Die Geschäftsidee ist genial – aber das reicht noch lange nicht, um ein erfolgreiches Unternehmen aufzubauen. In unserer Serie zeigen wir, was Existenzgründer beachten müssen, wo die größten Aufgaben und die bösesten Fallen liegen.
Die Angst vor dem Scheitern ist oft so groß, dass viele Gründer den Gedanken an eine Insolvenz zu lange verdrängen. "Wahrheit hilft! Wenn der Exitus des Geschäftsmodells unvermeidlich ist, sollte man das akzeptieren und konsequent weiter an der Bewältigung der Auswirkungen arbeiten. Das erleichtert die Folgen." Rosenkranz weiß, wovon er spricht. Der vormalige Sieger der Gründerinitiative enable2start konnte sich mit der Idee eines Bio-Restaurants am Markt nicht behaupten. Das Unternehmen hat er schließlich still liquidiert.
Die Insolvenz konnte er nur abwenden, weil er sich den unerfreulichen Tatsachen stellte: Nach einer Vielzahl "sehr langwieriger und schwieriger Verhandlungen" verglich er sich mit seinen Gläubigern. Um die Chancen zu erhöhen, ein ins Schlingern geratenes Startup vielleicht doch noch zu retten, empfiehlt er schon im Vorfeld einen aufrichtigen Umgang mit drohender Zahlungsunfähigkeit - neben Überschuldung einer der beiden Gründe für Insolvenzen. Sind Gläubiger über die Krise im Bilde, zeigen sich viele von ihnen kulant und helfen bei der Bewältigung der Probleme.
Offenheit empfiehlt der Sanierungsberater auch im Umgang mit den eigenen Mitarbeitern, zum einen, weil die in der Regel ohnehin witterten, dass die Lage sich zuspitzt. Zum anderen, weil sie oft selbst gute Ideen beisteuern.
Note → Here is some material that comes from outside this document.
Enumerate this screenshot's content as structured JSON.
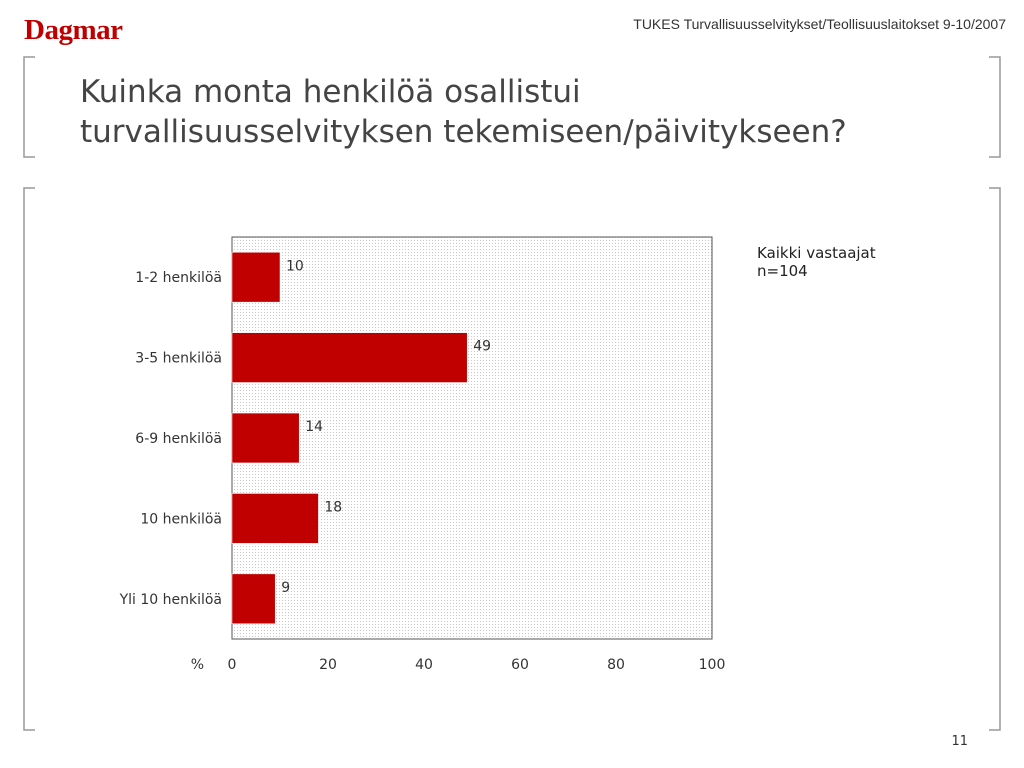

Dass mancher Gründer eher zur Geheimniskrämerei neigt, wenn die Bilanz ins Minus rutscht, hänge auch mit dem Stigma zusammen, das eine Insolvenz in Deutschland nach wie vor bedeute. Bevor Gründer auf eigene Faust Strategien zur Bewältigung ihrer Krise entwerfen, sollten sie in jedem Fall ihren Steuerberater konsultieren, um das weitere Vorgehen exakt an den eigenen Unternehmenszahlen auszurichten.
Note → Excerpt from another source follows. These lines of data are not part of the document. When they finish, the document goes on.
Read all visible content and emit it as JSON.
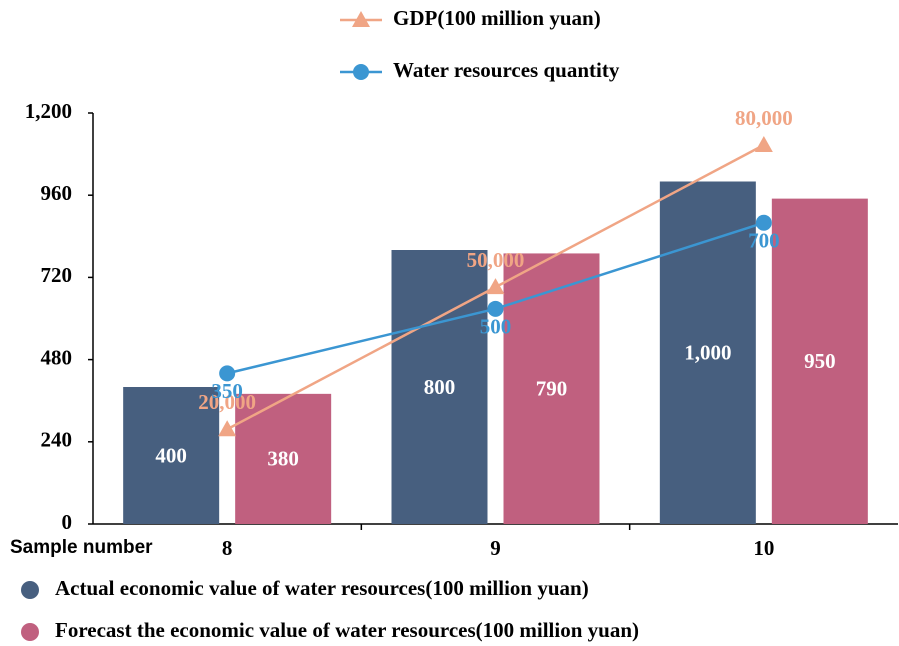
{
  "chart_data": {
    "type": "bar",
    "xlabel": "Sample number",
    "categories": [
      "8",
      "9",
      "10"
    ],
    "ylim": [
      0,
      1200
    ],
    "yticks": [
      0,
      240,
      480,
      720,
      960,
      {
        "value": 1200,
        "label": "1,200"
      }
    ],
    "y2lim": [
      0,
      955
    ],
    "y3lim": [
      0,
      86760
    ],
    "series": [
      {
        "name": "Actual economic value of water resources(100 million yuan)",
        "type": "bar",
        "color": "#475f7f",
        "values": [
          400,
          800,
          1000
        ],
        "value_labels": [
          "400",
          "800",
          "1,000"
        ]
      },
      {
        "name": "Forecast the economic value of water resources(100 million yuan)",
        "type": "bar",
        "color": "#c0607f",
        "values": [
          380,
          790,
          950
        ]
      },
      {
        "name": "GDP(100 million yuan)",
        "type": "line",
        "marker": "triangle",
        "axis": "y3",
        "color": "#f0a585",
        "values": [
          20000,
          50000,
          80000
        ],
        "value_labels": [
          "20,000",
          "50,000",
          "80,000"
        ]
      },
      {
        "name": "Water resources quantity",
        "type": "line",
        "marker": "circle",
        "axis": "y2",
        "color": "#3b96d2",
        "values": [
          350,
          500,
          700
        ]
      }
    ]
  }
}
Ist die Insolvenz unvermeidbar, können von der Anmeldung bis zur Eröffnung des Verfahrens bis zu drei Monate verstreichen. Die Insolvenz selbst kann mehrere Jahre dauern. Die Geschäfte führt fortan ein Insolvenzverwalter. Da der aber oftmals kein Branchenexperte ist, strebt er wahrscheinlich die Zusammenarbeit mit dem Gründer an. Als vormaliger Geschäftsführer habe man nicht nur Auskunfts-, sondern auch Mitwirkungspflichten, so Rosenkranz. Wie die Tätigkeit für das insolvente Unternehmen vergütet werde, sei Verhandlungssache.
Fest steht, dass die Kompetenzen stark eingeschränkt sind. Nach außen hin vertritt der Insolvenzverwalter die Firma. Dessen Honorar wird durch die Verwertung der Masse des Startups bezahlt. Mit ein Grund, dass ein Unternehmen nur in den seltensten Fällen während der Insolvenz profitabel wird.
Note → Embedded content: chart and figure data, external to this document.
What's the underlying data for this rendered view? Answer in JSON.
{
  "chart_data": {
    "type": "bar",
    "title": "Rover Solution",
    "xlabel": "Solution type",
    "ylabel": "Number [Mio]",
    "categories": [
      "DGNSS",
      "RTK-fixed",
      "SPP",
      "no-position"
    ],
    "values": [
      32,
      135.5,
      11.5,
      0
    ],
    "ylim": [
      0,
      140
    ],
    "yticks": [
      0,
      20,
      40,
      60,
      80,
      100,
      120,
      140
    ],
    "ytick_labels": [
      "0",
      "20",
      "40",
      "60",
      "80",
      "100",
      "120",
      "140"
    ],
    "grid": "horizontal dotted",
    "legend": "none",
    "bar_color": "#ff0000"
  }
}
Klar, eine Insolvenz ist für Gründer alles andere als schmeichelhaft. Dennoch rät Rosenkranz zur produktiven Zusammenarbeit mit dem Verwalter. Der persönliche Ansehensverlust in der Branche könne durch eine erfolgreiche Abwicklung kompensiert werden, mehr noch: Wer während der Insolvenz ebenso konzentriert arbeite wie zuvor, der könne auch leichter das psychische Tief überwinden, in das viele stürzen, nachdem ihre Träume zerplatzt sind.
Das ist vor allem für Gründer wichtig, die schon Pläne für ihr nächstes Startup schmieden. Rein rechtlich steht dem unternehmerischen Neuanfang nichts im Weg. Allerdings werden Investoren, die mit dem Gründer schon einmal viel Geld verloren haben, schwerlich ein zweites Mal auf seine Geschäftsidee setzen. Ein überzeugender Businessplan und ein neues Team könnten aber durchaus bei anderen Geldgebern Anklang finden. Jan Rosenkranz jedenfalls hat aus der Not eine Tugend gemacht: Die Erfahrungen, die er während der Krise seines vormaligen Unternehmens sammelte, bringt er nun in seine Arbeit als Sanierungsberater mittelständischer Unternehmen ein.